Boland states that, "DHA inclusion in the diet will not only add benefits for animal and human health but also increase reproductive efficiency in the herd." By supplementing feed with algae-based derivatives, Timmons believes, "We can shift the [human] omega-6 to omega-3 ratio towards disease prevention levels through consumption of whole, natural foods instead of supplements or artificially-fortified foods."
 
Best of all, similar healthy results can be obtained from supplementing omega-3 fat rich algae derivatives into the diets of monogastric livestock. For example, as the accompanying charts show, supplementing algae-based feed compounds into broiler diets. It resulted in chicken breast meat having 1,129% more DHA, 834% more EPA+DHA than flesh from conventionally raised broilers.
 
While such positive results are described in just a few minutes and with a few hundred words, the technical challenge took millions of dollars and many years of research. Nor is raising feed's levels of scarce omega-3 fats the only challenge. Even efficient supplementation of easily made vitamins faces technical obstacles.
 
For example, traditional crystalline vitamin C, while suitable for monogastric animals, does not survive its journey through the guts of rumens like cattle and sheep. Due to its water solubility and continuous excretion, the constant injections of vitamin C required would themselves ruin ruminant health and meat quality.
 
Here too, the development of ascorbyl-2-polyphosphate by companies such as DSM has made it possible to supplement feed with a vitamin C compound that can be efficiently absorbed by ruminants such as cattle. In fact, while vitamin supplementation has been around for the better part of a century, it is only during the last decade that innovations like organic trace minerals have made it possible for feed to deliver vitamins with anything approaching the efficiency of natural forage.
 
Clearly, numerous technical hurdles remain before feed becomes anywhere near an ideal source of vitamins, minerals and enzymes as natural forage.

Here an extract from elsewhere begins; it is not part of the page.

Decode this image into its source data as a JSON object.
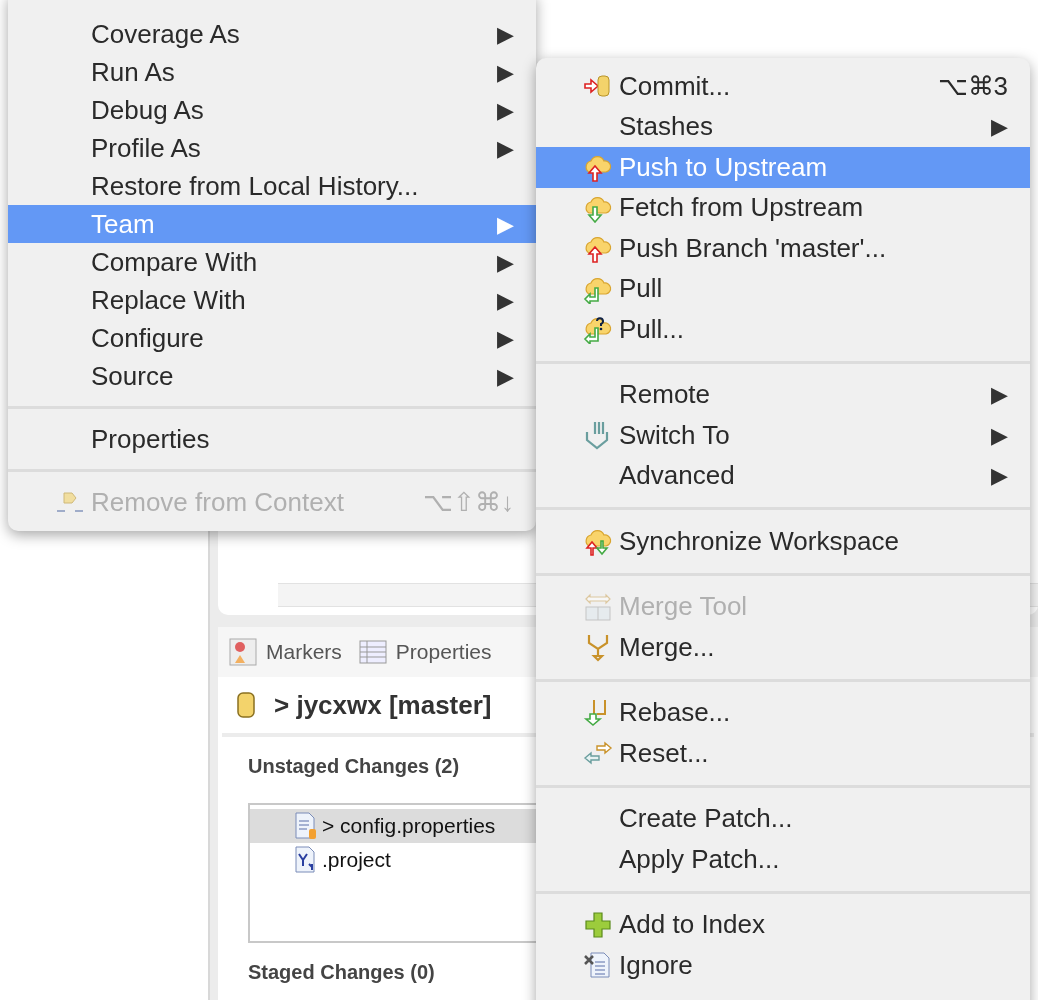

It will take decades before all the enzymatic, vitamin and fatty acid deficiencies of domesticated livestock are identified –and even longer before domesticated beef, milk or salmon approximates the nutritional profile of their natural counterparts.
 
Agribusiness stakeholders may not want to hear it, but 20th century's gains in protein production and livestock efficiency produced came at the cost of increased animal suffering, poorer human health, lower quality meat and the evolution of antibiotic resistant bacteria. –In fact, historians may one day remember the 20th century as a time when the quality of protein ingested by humans hit rock bottom.
 
The good news is that progress is being made on all fronts. It will take time, but we can look forward to a world where animal health, livestock farming returns and meat's nutritional quality will all rise at the same time –and all of it will be clean and green, healthy and sustainable.